Speaking in Abuja yesterday, as part of activities marking his 85th birthday, which comes up today, Clark supported his position with the analogy that “former President Shehu Shagari contested the presidential election in 1979 and won and in 1983, he contested for a second term in office and won before he was ousted by the military, led by Maj-Gen. Muhammadu Buhari (rtd).
“Also former President Olusegun Obasanjo contested the presidential election in 1999 and won and later contested for a second term in office in 2003 which he also won”.
Clark therefore asked: “Why should it be different in the case of President Jonathan?”
He further argued: “Jonathan is a Nigerian. Nigerians voted for him beyond religious and cultural differences. What we should be asking is that he should perform as president in office. If he performs, and the same Nigerians vote for him, he will have another term.”
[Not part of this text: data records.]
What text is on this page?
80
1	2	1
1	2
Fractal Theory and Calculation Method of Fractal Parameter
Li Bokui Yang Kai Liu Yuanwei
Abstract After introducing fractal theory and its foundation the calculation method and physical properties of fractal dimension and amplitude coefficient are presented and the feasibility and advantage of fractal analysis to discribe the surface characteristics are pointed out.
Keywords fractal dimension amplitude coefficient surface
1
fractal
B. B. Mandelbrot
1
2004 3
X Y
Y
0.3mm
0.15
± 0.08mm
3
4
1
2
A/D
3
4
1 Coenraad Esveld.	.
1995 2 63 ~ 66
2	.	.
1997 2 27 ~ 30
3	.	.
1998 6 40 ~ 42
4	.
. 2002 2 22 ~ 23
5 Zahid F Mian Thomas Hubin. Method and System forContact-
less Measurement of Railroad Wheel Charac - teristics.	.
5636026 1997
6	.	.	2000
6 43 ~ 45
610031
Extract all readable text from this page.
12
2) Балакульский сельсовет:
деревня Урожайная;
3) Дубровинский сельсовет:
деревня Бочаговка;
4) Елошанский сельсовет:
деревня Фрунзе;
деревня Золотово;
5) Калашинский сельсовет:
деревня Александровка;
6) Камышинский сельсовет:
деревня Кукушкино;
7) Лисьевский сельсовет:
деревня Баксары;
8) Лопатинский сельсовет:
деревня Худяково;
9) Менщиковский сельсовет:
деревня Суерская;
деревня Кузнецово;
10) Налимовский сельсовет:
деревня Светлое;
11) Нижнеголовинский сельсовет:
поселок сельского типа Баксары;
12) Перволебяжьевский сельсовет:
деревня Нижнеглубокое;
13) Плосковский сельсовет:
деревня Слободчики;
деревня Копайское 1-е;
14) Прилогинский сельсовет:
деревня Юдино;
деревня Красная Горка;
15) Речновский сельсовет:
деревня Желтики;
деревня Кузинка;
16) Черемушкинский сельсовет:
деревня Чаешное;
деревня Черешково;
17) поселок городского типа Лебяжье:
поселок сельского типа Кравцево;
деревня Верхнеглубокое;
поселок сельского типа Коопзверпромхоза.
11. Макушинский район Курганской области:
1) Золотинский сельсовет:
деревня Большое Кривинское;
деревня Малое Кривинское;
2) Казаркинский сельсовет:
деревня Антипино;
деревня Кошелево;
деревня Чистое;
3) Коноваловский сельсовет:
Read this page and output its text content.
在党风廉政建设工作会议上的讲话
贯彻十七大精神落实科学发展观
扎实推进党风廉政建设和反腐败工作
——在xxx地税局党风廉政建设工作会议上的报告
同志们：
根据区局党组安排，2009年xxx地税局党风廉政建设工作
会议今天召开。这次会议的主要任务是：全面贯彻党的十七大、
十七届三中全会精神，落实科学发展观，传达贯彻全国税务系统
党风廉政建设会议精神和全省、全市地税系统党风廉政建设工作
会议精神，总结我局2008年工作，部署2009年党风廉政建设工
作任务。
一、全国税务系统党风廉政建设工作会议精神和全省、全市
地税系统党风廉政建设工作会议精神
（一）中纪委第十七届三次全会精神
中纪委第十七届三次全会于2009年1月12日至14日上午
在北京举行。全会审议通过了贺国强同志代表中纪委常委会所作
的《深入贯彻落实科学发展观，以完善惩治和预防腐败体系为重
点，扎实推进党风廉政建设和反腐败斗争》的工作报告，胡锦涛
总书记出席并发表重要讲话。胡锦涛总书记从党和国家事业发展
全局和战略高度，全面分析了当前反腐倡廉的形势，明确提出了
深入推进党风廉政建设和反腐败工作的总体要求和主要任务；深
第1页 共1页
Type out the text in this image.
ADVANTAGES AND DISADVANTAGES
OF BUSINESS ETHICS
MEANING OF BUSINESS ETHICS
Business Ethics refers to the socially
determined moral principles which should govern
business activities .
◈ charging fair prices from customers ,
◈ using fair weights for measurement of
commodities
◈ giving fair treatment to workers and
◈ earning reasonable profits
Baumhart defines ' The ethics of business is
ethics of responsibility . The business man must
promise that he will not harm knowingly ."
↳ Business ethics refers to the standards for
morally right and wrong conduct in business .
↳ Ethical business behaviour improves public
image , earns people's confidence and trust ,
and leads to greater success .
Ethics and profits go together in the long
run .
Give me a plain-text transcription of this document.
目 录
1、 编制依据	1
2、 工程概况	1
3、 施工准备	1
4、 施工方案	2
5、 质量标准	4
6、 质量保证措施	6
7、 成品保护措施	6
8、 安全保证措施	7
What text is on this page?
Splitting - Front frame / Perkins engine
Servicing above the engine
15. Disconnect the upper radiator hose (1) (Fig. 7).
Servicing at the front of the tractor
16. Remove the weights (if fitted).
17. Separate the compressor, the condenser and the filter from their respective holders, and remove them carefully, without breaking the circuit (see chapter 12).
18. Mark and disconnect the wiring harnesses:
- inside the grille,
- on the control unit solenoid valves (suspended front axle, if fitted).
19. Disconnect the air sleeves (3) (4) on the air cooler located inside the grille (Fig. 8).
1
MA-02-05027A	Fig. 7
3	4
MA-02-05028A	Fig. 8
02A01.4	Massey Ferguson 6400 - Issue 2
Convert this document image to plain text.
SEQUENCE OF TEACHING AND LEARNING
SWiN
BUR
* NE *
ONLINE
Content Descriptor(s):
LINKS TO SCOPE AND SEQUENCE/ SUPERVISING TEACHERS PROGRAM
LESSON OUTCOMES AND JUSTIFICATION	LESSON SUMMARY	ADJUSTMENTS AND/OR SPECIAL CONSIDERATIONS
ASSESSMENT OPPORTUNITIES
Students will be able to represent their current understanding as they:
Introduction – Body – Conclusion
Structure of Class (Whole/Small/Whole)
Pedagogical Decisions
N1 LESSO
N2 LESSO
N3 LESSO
Beyond that, Clark said that Section 137 of the 1999 Constitution of the Federal Republic of Nigeria grants the president the right to seek a second term in office.
Asked if the constitutional relief would still subsist if the subject, by any way, had committed himself to a single term, the elder statesman said: “I am not aware whether he made any commitment to contest for only one term to Nigerians which is irrelevant at the moment. Personal promises cannot override the Constitution of Nigeria.”
Referring to the comments allegedly made by Obasanjo that there were rogues and armed robbers in the National and state Houses of Assemblies, Clark said: “Obasanjo never showed good example as far as fighting corruption is concerned. What was he in 1999 and today, what is he. He is one of the wealthiest in this country.
“Presidents build their libraries when they leave office. Look at his investment at the library; look at his investments in other areas. In the United Kingdom, parliamentarians go to jail because of a mere one thousand pounds bribe.”
He called for an overhaul of the Economic and Financial Crimes Commission (EFCC) and the Independent Corrupt Practices and other related offences Commission (ICPC), explaining that scrapping the two agencies was not the best alternative.
On the conviction of former Governor of Delta State, Chief James Ibori, for corruption by a London court, he said the incident would remain a dent on the Nigerian judiciary that had earlier discharged and acquitted the former governor.
Speaking on the growing cases of insecurity in the country, Clark appealed to Northern elders to help with actions that could contain the Boko Haram insurgency, especially in the North, saying the development is an “evil wind that will blow the country no good”.
He challenged the Northern elders to rein on Boko Haram as a way of emulating the boldness of Niger Delta elders who, in the heat of the militancy in the region, went to the creeks to talk to the ex-militants and got them to lay down their arms to achieve peace.
He commended the Sultan of Sokoto, Alhaji Saad Abubakar III, and the Arewa Consultative Forum (ACF) for their efforts in ensuring dialogue between the Federal Government and the sect.
Clark, who titled his press statement, “My 85th Birthday Message to Boko Haram is Peace”, said: “These attacks challenge the very foundation of our unity as a nation. They strike at the root of our democracy, challenge our settled ways of life, our purpose and everything that we stand for.
“Nigeria belongs to all of us, not to a select few and we cannot allow a few group or persons to condemn our country to the dangers of terrorism and threaten our very existence”, he said, stressing further, “open and honest dialogue is the solution to any grievance whether real or imagined. There is no misunderstanding or grievance that dialogue cannot resolve”.
The press conference was attended by another elder statesman and politician, Alhaji Tanko Yakassai, 87, who also said that it was wrong to associate the Boko Haram crisis to the run-off to the 2015 general election, while tracing the emergence of the sect to 2003 in the states controlled by the All Nigeria Peoples Party (ANPP) during the administration of Obasanjo.